One silver lining of the 2009 H1N1 pandemic was an increase in funding for research and surveillance of influenza viruses in pigs on a global scale, allowing myself and other scientists to dig deeper into the many unknowns about influenza in pigs. During the pandemic, the US Department of Agriculture (USDA) established routine surveillance and genomic sequencing of flu viruses collected in US herds. The UK Animal and Plant Health Agency established a research consortium to characterize virus diversity in European swine herds. Numerous research groups published their countries’ first surveillance reports for influenza in swine, even in Brazil and Australia where the herds were considered influenza-free. It turned out that anywhere there were pigs, there was flu. Swine veterinarians in many countries suddenly became interested in teaming up with me and my collaborators to figure out the genetic makeup of these newly discovered viruses and to develop customized vaccines.

Impugning a single country or animal species oversimplifies a geographically and ecologically intermixing world.

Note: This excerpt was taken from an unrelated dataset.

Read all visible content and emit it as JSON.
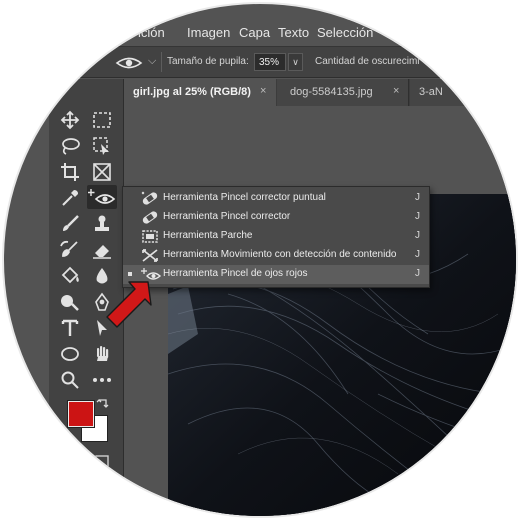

Some of the flu viruses identified by these efforts were genetically similar to the Eurasian viruses found in Europe or the triple-
reassortant and classical virus lineages circulating in the US, indicating that the viruses had traveled from centers of swine production in Europe and the US to other countries that regularly imported their live swine. Transporting live pigs across oceans is expensive and cumbersome, but many countries were rapidly modernizing their swine production towards the end of the 20th century and needed sows bred to produce larger litters of piglets, which were only available from the US, Canada, and Europe. Imported swine had to be documented to be free of certain pathogens such as African swine fever, but most pigs were not tested for influenza or quarantined. Because influenza frequently infects pigs asymptomatically, it makes an excellent stowaway.  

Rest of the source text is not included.